Aaagh, is there actually a way? I cannot wrap my head around how games like Diablo or Divinity Original Sin 2 do it. Even in League of Legends, do they just have different duration effect variations?
Has anybody encountered a similar issue? Maybe you have some suggestions and ideas?
Some technicalities: project is on Unity and I am using the Particle Systems (Shuriken) for effects.
The main issue is that in tons of these cases you don’t even know how long it will take when the effect is spawned because it is disabled based on external factors.
Using Niagara, we fixed this by replacing the default state manager with a looping state manager.
Essentially the particle spawns and triggers a timer on spawn which can be used to fade in.
Then it loops for which again the timer can be used to animate (or not) the looping part.
We then detect a disable call or allow custom disable calls which trigger a fadout timer.
On top of that we still also time age, and normalized age which can be used for animating independently of the loop animation. (to avoid having to wait until a loop is over for the fadeout we can make the loop really small and use normalized age instead.)
Unfortunately, I don’t think there is an easy way out of this problem, with the limitations that you listed
From my point of view, you have these choices:
Stick with Shuriken and make multiple versions of the effect for pre-defined timings.
Stick with Shuriken and not have any randomness in the position/scale/velocity. You’ll have to align particles very carefully to avoid jarring jumps between the 3 phases of the effect.

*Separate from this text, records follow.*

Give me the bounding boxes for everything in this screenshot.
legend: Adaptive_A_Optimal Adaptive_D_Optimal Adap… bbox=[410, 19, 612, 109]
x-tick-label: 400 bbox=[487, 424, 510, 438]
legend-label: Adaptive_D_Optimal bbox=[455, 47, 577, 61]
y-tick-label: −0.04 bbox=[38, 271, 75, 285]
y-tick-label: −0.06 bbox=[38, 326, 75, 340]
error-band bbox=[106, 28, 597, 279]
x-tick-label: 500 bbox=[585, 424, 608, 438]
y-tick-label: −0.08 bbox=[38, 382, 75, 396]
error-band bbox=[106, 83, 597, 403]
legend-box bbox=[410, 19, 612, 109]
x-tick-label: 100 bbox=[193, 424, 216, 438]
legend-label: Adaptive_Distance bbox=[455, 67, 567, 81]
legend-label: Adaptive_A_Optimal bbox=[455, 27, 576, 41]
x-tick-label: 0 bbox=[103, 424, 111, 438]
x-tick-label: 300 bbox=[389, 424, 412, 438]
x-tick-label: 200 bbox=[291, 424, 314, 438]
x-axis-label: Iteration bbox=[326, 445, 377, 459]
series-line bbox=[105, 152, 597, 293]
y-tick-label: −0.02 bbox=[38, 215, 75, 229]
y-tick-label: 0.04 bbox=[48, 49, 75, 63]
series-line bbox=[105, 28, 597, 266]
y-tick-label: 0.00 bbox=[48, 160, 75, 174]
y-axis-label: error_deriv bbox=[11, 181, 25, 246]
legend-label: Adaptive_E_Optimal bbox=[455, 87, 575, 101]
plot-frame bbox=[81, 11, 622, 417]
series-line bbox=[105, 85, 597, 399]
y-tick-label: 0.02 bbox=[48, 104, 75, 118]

Stick with Shuriken and make 3 particle systems for 3 phases of your effect. Set up custom scripts that read the values of all of the particles at the end of one phase, and set them in the next one. There’s a chance that it would not be performant for a gameplay effect, but I’m not entirely sure (I never had to make something like this in production).
Make the effects in the VFX Graph, have randomness and adjustable length of the middle phase of the effect.